Трейси выдавила улыбку.
– К концерту готовишься?
Мелтон пел в кантри-вестерн-группе под названием «Криминалисты», где играли еще трое его коллег. Выступали в местных барах, на небольших площадках, участвовали в ежегодном концерте по сбору средств для помощи жертвам преступности. Мелтон говорил Трейси, что гитара и группа помогают ему не сойти с ума в этом безумном мире. Внешне он походил на лесоруба – хвост густых седеющих волос, пышная бородка, закатанные рукава фланелевой рубашки и бицепсы, наводящие на мысль о том, что их обладатель, должно быть, провел детство, раскалывая чурбаны на поленья.

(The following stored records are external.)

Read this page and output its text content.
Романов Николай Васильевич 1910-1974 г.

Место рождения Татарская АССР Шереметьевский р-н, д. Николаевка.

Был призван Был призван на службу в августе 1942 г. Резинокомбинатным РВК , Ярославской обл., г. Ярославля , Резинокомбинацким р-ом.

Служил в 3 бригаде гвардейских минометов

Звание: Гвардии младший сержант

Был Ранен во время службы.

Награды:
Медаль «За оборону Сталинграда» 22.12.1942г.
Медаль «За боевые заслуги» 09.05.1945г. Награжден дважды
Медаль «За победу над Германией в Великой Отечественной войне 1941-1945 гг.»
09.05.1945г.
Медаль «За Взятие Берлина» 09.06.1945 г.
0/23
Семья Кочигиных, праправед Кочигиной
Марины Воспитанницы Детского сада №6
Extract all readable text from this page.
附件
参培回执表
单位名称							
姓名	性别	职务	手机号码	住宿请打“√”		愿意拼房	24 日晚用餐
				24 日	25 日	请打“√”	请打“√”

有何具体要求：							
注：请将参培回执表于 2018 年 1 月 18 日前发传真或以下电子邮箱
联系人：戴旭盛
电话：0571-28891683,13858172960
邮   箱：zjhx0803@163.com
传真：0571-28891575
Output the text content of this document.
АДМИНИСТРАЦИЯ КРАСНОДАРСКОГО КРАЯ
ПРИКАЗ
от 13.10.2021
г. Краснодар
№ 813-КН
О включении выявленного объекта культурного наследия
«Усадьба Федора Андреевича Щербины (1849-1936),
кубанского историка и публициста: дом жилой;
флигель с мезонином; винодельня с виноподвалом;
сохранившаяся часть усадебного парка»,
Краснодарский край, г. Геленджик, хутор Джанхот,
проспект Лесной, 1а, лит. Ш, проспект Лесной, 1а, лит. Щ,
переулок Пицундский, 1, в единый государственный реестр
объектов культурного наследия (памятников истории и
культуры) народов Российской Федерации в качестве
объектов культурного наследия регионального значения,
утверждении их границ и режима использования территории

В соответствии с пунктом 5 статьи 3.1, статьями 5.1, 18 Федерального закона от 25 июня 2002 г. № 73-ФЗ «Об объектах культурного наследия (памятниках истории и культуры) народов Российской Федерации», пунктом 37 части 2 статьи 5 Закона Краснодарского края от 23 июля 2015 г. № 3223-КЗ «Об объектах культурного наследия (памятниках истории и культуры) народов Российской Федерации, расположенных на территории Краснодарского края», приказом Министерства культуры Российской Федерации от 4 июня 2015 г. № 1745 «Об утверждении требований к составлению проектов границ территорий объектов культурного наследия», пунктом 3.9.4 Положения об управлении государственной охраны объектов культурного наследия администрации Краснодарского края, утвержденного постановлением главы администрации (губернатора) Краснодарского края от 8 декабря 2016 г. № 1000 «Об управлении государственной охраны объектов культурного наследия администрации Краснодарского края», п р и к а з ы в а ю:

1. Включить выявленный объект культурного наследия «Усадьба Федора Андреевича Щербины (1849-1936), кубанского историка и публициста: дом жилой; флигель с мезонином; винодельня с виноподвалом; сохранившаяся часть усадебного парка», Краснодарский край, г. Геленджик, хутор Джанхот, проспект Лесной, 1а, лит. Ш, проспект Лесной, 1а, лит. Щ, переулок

– В расписании ничего нет, – сказал он. – Но вы же меня знаете: где пиво, там и я.
Мелтон повесил гитару на стену, добавив ее к разношерстной коллекции «сувениров» – бейсбольных бит, слесарных молотков, ножей, пистолетов и даже одной пращи; все они остались от дел, в расследовании которых он принимал участие.
– Хотя и с этим придется повременить; мы тут так завалены всякой хренью, что аж в глазах темно.
Мелтон протянул им два отчета: один с описанием веревки, найденной на стрельбище для полиции, и второй, о веревке, которой была задушена Вероника Уотсон.
– С чего начнем?
– Давай со стрельбища, – сказал Кинс.
– Обычная веревка, стандартное трехжильное плетение. Полипропилен, ход витка правый.
– То есть точно такая же, какими задушили Хансен и Шрайбер, – сказал Кинс.
– Абсолютно такая же.
– Ты можешь сказать, они все были отрезаны от одного куска?
– Ничего определенного. Концы слишком обмахрились.
– А если на уровне догадки?
– Я бы сказал, что нет.
– Производителя назвать можешь?
– Только то, что веревка очень распространенная. Такую где угодно купишь.
– А узел? – спросила Трейси.
– Узлы разные. Тот, что со стрельбища, явно отличается от тех, что на веревках Хансен и Шрайбер. Не такой замысловатый. – Мелтон протянул им снимки.